This year it tells us that married couples are no longer seen as the “norm” and that two-thirds of people see marriage and cohabitation as indistinguishable. Most people now see a wedding as an excuse for a party rather than as a declaration of lifelong commitment.
I must admit that I have some sympathy with this view. Although married myself, I have always felt somewhat ambivalent about a legal document sealing an emotional commitment - and positively repelled by the money made by lawyers undoing that legal commitment when couples divorce, feeding on people’s personal tragedy.
However, it appears true that couples who choose to live together rather than marry are far more likely to break up before their children are five than their staid, married contemporaries. And in my experience, marriage makes a difference for children. They like being part of a solid family unit where everyone has the same name.
Marriage was invented - by men, I’m sure - at a time when life expectancy was much shorter and “till death us do part” meant until the age of perhaps 40. There was no expectation of continuous joy, happiness and sexual contentment stretching over decades. We expect so much of our relationships now.
When I was a child we lived on a rickety houseboat on the Thames. We had very little money and for a long time we all shared one space, without even any wooden partitions; I slept on a camp bed under the piano.
It was a happy, slightly crazy childhood and it’s only as an adult that I have come to realise how difficult it must have been for my parents. There was no privacy. Looking back, I wonder how they ever argued or made love.
They were a difficult combination. He was a naturally solitary type, she more volatile and outgoing. My father was often away, being a naval officer, and perhaps it was those separations that kept the marriage alive - that and the fact that they really liked each other.
My father died when I was 13 and my mother later remarried, to a man much more like her in temperament and who was the most wonderful stepfather imaginable. They were very happy but kept their separate homes, she on the houseboat and he in a house nearby, and could retreat to their own space whenever they wanted to.
Again, perhaps, that element of separation kept things fresh and it’s a lesson I’ve carried into my own marriage. I have always felt the need to escape every so often - to go off trekking through the Himalayas or racing across the Arctic. If you need time to yourself, the sky won’t fall.
Over the past few weeks I’ve been appearing in Ingmar Bergman’s Scenes from a Marriage - directed by my husband, incidentally - at the Belgrade theatre in Coventry and it has been fascinating to see the intensity of discussion these universal themes of love, marriage and fidelity provoke.
Bergman, five-times married himself, dissects the disintegration of a “perfect” marriage in the most forensic way. A friend who came to see the play insisted on taking away a script to study so she would have the best lines at the ready the next time she had an argument with her husband.
Bergman describes marriage as “two people inextricably drawn to mutual misery”, but that is the bleakest view possible. While any marriage does involve tedium and habit - intolerable for those who thought their lives might be extraordinary in some way but turn around one day to find themselves caught in the banal - it also offers the solace of worked-on friendship and the joy of being known profoundly.
Relationships are essentially about bringing home stories and sharing them, so one of the essentials is having something to say.

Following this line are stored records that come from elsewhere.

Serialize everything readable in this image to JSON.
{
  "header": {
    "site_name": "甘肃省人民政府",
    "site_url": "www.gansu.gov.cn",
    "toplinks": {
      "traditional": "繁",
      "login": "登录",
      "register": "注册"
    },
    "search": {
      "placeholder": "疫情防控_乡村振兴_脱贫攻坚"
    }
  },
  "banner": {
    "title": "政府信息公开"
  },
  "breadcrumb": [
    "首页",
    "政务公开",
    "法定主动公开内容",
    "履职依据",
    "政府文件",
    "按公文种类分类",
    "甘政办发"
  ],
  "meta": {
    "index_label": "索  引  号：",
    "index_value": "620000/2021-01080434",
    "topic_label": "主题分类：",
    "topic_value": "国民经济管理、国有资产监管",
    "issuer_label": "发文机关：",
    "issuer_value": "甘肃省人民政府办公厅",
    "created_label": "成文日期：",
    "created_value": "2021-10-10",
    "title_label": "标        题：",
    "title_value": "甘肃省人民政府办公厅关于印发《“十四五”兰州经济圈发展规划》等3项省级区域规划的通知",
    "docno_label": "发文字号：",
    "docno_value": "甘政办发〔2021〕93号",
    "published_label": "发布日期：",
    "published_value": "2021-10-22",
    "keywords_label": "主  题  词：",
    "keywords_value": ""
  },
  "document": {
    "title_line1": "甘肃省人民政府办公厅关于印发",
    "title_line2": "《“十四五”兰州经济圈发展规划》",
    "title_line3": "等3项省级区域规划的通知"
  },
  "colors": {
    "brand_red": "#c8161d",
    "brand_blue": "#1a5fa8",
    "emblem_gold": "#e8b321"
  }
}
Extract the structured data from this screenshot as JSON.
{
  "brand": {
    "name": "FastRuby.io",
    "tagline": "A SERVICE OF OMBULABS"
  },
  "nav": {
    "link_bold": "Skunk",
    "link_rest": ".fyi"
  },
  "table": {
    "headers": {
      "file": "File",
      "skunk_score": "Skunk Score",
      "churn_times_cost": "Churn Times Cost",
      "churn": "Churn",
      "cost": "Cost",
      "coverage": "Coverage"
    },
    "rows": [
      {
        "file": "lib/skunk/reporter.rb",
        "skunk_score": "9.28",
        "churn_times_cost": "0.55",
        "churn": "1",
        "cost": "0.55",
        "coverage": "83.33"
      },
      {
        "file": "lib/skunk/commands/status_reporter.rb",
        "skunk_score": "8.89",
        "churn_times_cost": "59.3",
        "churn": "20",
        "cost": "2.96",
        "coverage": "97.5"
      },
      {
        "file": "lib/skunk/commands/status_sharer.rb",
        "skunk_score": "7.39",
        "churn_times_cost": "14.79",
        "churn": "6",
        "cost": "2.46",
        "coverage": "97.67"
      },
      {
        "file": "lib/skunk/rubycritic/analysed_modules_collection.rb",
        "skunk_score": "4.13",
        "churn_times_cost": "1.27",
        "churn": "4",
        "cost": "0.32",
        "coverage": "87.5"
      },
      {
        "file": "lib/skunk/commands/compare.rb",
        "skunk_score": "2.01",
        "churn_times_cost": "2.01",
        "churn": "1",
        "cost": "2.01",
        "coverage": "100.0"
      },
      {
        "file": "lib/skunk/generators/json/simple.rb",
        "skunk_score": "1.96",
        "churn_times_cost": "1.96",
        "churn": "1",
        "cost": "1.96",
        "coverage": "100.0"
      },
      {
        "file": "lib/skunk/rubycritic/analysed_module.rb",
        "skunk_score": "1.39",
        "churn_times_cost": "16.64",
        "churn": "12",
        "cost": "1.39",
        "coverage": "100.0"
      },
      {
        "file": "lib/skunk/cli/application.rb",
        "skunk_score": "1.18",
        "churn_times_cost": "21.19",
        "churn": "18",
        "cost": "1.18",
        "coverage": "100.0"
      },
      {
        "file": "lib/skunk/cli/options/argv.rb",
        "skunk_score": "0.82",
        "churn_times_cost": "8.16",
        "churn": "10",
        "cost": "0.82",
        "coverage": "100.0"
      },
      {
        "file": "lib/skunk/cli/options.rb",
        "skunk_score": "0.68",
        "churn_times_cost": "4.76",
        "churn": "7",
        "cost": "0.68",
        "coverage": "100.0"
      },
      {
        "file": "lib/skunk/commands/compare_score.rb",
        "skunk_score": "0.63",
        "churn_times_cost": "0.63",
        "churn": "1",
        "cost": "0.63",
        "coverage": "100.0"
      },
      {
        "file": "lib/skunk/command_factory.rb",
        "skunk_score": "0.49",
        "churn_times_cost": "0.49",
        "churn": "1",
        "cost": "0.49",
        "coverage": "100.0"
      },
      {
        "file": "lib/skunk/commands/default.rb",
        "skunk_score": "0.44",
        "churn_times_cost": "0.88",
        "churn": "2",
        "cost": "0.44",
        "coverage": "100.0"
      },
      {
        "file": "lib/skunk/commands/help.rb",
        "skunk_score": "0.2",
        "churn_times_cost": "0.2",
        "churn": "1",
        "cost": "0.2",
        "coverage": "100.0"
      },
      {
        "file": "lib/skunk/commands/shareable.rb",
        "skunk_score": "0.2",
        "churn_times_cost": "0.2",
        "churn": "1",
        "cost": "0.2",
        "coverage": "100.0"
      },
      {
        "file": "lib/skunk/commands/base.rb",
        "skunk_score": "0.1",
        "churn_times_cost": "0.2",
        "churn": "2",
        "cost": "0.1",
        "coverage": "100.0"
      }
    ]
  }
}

If you are not inclined to go roaming the Masai Mara, that’s where Radio 4 comes in. If life is about sharing and conversation, there’s plenty of fodder there.
Keep thinking and changing: I once had a French boyfriend and was madly in love - or so I thought. We did everything together. For the first few years we spoke French, then I taught him English. Then the magic disappeared. We had become too alike, too repetitive. We had become each other, in effect, and we were bored.
And although life is about conversation, there are some things that should be left unsaid. Bergman suggests those things should be left “in the half-light”. In the play, one of the most devastating moments comes when the husband tells the wife how the sight of her eating an egg at breakfast every day repels him. Judging when to speak and when to stay silent is an essential in a marriage.
I am from an older generation with one foot in the past. I remember my parents’ generation where monogamy and unrelenting stability - yes, maybe tedium - were applauded. Now nobody gives you a gold star for monogamy. We live in a world where young girls have “f***-buddies” and moral values are tumbling.
People are still shocked when a marriage breaks up but - given how difficult it can be to sustain a long-term relationship - instead of being disappointed with those who fail, we should celebrate those who make it work.